Producers say Africa’s first explicitly homosexual-themed billboard, measuring 4.5 meters by 18 meters, is meant to help bring gays come out into the open in a sometimes intolerant society.
The advertisement – for this year’s Mr Gay World competition – went up over one of the busiest motorways in Johannesburg, the continent’s economic hub, featuring two smiling former winners of the contest, both wearing white T-shirts.
The contest, which will be held in Johannesburg in April, will for the first time have black African participants – some of whom have been attacked for their openness about their sexual orientation.
“The billboard says, by implication, ‘Gay is OK,’” says Coenie Kukkuk, one of the South African organizers of Mr Gay World.
At least 33 states out of 54 African countries have outlawed homosexuality. In three the death penalty is applied. Brutal attacks on gays and lesbians are not uncommon.
“The main message is hope – to give hope to the legions of LGBTI people in Africa that someday it will change. It will get better,” Kukkuk said, using the acronym for lesbian, gay, bisexual, transgender and intersex people.
Highlighting the pressures, Mr Gay Zimbabwe, Taurai Zhanje, was forced to withdraw from the April competition after he came under intense criticism at home.
Zimbabwean President Robert Mugabe last week repeated his assertion that gays are “worse than pigs and dogs” – but then corrected himself, saying his dog would be offended. The country is not alone.

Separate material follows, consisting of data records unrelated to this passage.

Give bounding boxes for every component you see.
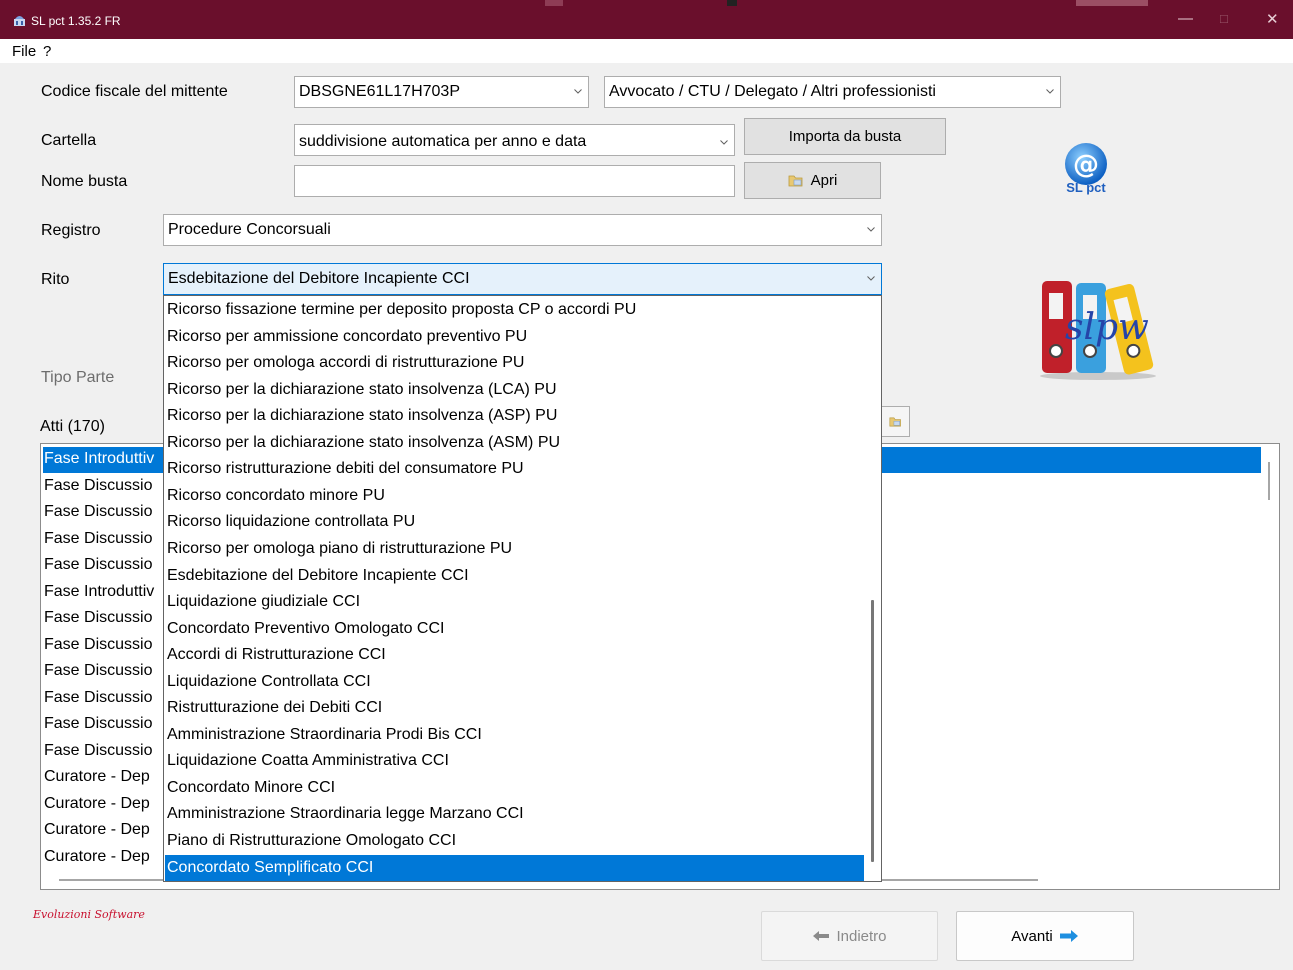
list-item[interactable]: Fase Discussio: [43, 686, 152, 712]
rito-option[interactable]: Liquidazione giudiziale CCI: [165, 589, 864, 615]
rito-option[interactable]: Ricorso per la dichiarazione stato insol…: [165, 403, 864, 429]
rito-option[interactable]: Esdebitazione del Debitore Incapiente CC…: [165, 563, 864, 589]
tipo-parte-label: Tipo Parte: [41, 369, 115, 386]
list-item[interactable]: Fase Discussio: [43, 712, 152, 738]
apri-label: Apri: [810, 172, 838, 189]
open-folder-icon: [788, 175, 803, 186]
rito-option[interactable]: Ricorso per omologa piano di ristruttura…: [165, 536, 864, 562]
nome-busta-label: Nome busta: [41, 173, 128, 190]
rito-option[interactable]: Piano di Ristrutturazione Omologato CCI: [165, 828, 864, 854]
atti-scrollbar-thumb[interactable]: [1268, 462, 1270, 500]
next-button[interactable]: Avanti: [956, 911, 1134, 961]
next-label: Avanti: [1011, 927, 1053, 945]
arrow-left-icon: [813, 931, 830, 941]
list-item[interactable]: Curatore - Dep: [43, 845, 150, 871]
maximize-icon[interactable]: □: [1220, 11, 1228, 26]
taskbar-sliver: [727, 0, 737, 6]
dropdown-scrollbar-thumb[interactable]: [871, 600, 874, 862]
atti-browse-button[interactable]: [881, 406, 910, 437]
chevron-down-icon: [720, 140, 728, 145]
slpw-logo: slpw: [1038, 277, 1158, 382]
slpct-logo-text: SL pct: [1066, 180, 1106, 195]
app-window: SL pct 1.35.2 FR — □ ✕ File ? Codice fis…: [0, 0, 1293, 970]
mittente-label: Codice fiscale del mittente: [41, 83, 228, 100]
back-label: Indietro: [836, 927, 887, 945]
importa-label: Importa da busta: [788, 128, 902, 145]
cartella-label: Cartella: [41, 132, 97, 149]
list-item[interactable]: Fase Discussio: [43, 553, 152, 579]
close-icon[interactable]: ✕: [1266, 10, 1279, 28]
menu-help[interactable]: ?: [43, 43, 51, 60]
registro-combo[interactable]: Procedure Concorsuali: [163, 214, 882, 246]
rito-option[interactable]: Liquidazione Coatta Amministrativa CCI: [165, 748, 864, 774]
rito-option[interactable]: Liquidazione Controllata CCI: [165, 669, 864, 695]
rito-option[interactable]: Amministrazione Straordinaria legge Marz…: [165, 801, 864, 827]
mittente-value: DBSGNE61L17H703P: [299, 83, 460, 100]
rito-option[interactable]: Ricorso per la dichiarazione stato insol…: [165, 430, 864, 456]
rito-option[interactable]: Ricorso concordato minore PU: [165, 483, 864, 509]
list-item[interactable]: Fase Discussio: [43, 739, 152, 765]
minimize-icon[interactable]: —: [1178, 10, 1193, 27]
rito-dropdown-list[interactable]: Ricorso fissazione termine per deposito …: [163, 295, 882, 882]
mittente-combo[interactable]: DBSGNE61L17H703P: [294, 76, 589, 108]
list-item[interactable]: Curatore - Dep: [43, 792, 150, 818]
list-item[interactable]: Fase Discussio: [43, 527, 152, 553]
list-item[interactable]: Curatore - Dep: [43, 818, 150, 844]
rito-option[interactable]: Ricorso fissazione termine per deposito …: [165, 297, 864, 323]
ruolo-value: Avvocato / CTU / Delegato / Altri profes…: [609, 83, 936, 100]
list-item[interactable]: Fase Discussio: [43, 474, 152, 500]
open-folder-icon: [888, 417, 901, 426]
rito-option[interactable]: Accordi di Ristrutturazione CCI: [165, 642, 864, 668]
chevron-down-icon: [574, 89, 582, 94]
rito-option[interactable]: Concordato Preventivo Omologato CCI: [165, 616, 864, 642]
registro-value: Procedure Concorsuali: [168, 221, 331, 238]
rito-option[interactable]: Ricorso ristrutturazione debiti del cons…: [165, 456, 864, 482]
list-item[interactable]: Fase Discussio: [43, 606, 152, 632]
rito-value: Esdebitazione del Debitore Incapiente CC…: [168, 270, 470, 287]
arrow-right-icon: [1059, 930, 1078, 942]
rito-option[interactable]: Ricorso per ammissione concordato preven…: [165, 324, 864, 350]
atti-label: Atti (170): [40, 418, 105, 435]
list-item[interactable]: Fase Discussio: [43, 633, 152, 659]
rito-option[interactable]: Concordato Semplificato CCI: [165, 854, 864, 881]
importa-da-busta-button[interactable]: Importa da busta: [744, 118, 946, 155]
chevron-down-icon: [867, 276, 875, 281]
rito-label: Rito: [41, 271, 70, 288]
svg-text:@: @: [1073, 150, 1099, 180]
rito-option[interactable]: Ricorso liquidazione controllata PU: [165, 509, 864, 535]
menu-bar: File ?: [0, 39, 1293, 63]
rito-option[interactable]: Concordato Minore CCI: [165, 775, 864, 801]
cartella-combo[interactable]: suddivisione automatica per anno e data: [294, 124, 735, 156]
nome-busta-input[interactable]: [294, 165, 735, 197]
list-item[interactable]: Fase Discussio: [43, 659, 152, 685]
rito-option[interactable]: Ristrutturazione dei Debiti CCI: [165, 695, 864, 721]
registro-label: Registro: [41, 222, 101, 239]
chevron-down-icon: [1046, 89, 1054, 94]
app-icon: [14, 16, 25, 26]
slpw-logo-text: slpw: [1065, 307, 1149, 348]
brand-logo: Evoluzioni Software: [33, 908, 145, 921]
list-item[interactable]: Fase Discussio: [43, 500, 152, 526]
rito-option[interactable]: Amministrazione Straordinaria Prodi Bis …: [165, 722, 864, 748]
list-item[interactable]: Curatore - Dep: [43, 765, 150, 791]
apri-button[interactable]: Apri: [744, 162, 881, 199]
taskbar-sliver: [1076, 0, 1148, 6]
rito-option[interactable]: Ricorso per la dichiarazione stato insol…: [165, 377, 864, 403]
ruolo-combo[interactable]: Avvocato / CTU / Delegato / Altri profes…: [604, 76, 1061, 108]
menu-file[interactable]: File: [12, 43, 36, 60]
list-item[interactable]: Fase Introduttiv: [43, 580, 154, 606]
taskbar-sliver: [545, 0, 563, 6]
window-title: SL pct 1.35.2 FR: [31, 14, 121, 28]
back-button[interactable]: Indietro: [761, 911, 938, 961]
cartella-value: suddivisione automatica per anno e data: [299, 133, 587, 150]
rito-option[interactable]: Ricorso per omologa accordi di ristruttu…: [165, 350, 864, 376]
rito-combo[interactable]: Esdebitazione del Debitore Incapiente CC…: [163, 263, 882, 295]
chevron-down-icon: [867, 227, 875, 232]
slpct-logo: @ SL pct: [1057, 142, 1115, 198]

Zambia’s government this week rejected calls by UN Secretary General Ban Ki-moon to relax colonial era laws against homosexuality. In Uganda, gays have begun to flee the country as the government cracks down on the small, beleaguered community.
Africa’s most populous nation, Nigeria, recently moved to ban gay marriages – even though same-sex unions were never before recognized.
“I said to our African delegates – Zimbabwe, who had to withdraw due to relentless pressure, Ethiopia who received death threats and still does, and Namibia who was attacked last year – that they are very brave men,” Kukkuk told dpa in an interview.
“Acceptance will happen only if positive role models and examples of successful gay men are shown to exist,” the organizer added.
Members of Africa’s burgeoning out-of-the-closet gay community have taken heart from Ban’s recent intense lobbying for equal rights and from US Secretary of State Hillary Clinton’s address to the UN late last year.
“Gay people are born into and belong to every society in the world,” Clinton said in Geneva. “Being gay is not a Western invention. It is a human reality.”
Her remarks were targeted at leaders who say homosexuality is “un-African.”
The US, along with Britain and other Western donors, are putting pressure on developing nations to better respect human rights, including gay rights, if they want aid flows to continue.
While South Africa legalized same-sex marriage in 2006, the country still suffers from homophobia, particularly in rural areas and in the impoverished townships. Black lesbians in the townships are under particular threat of violence, according to rights groups.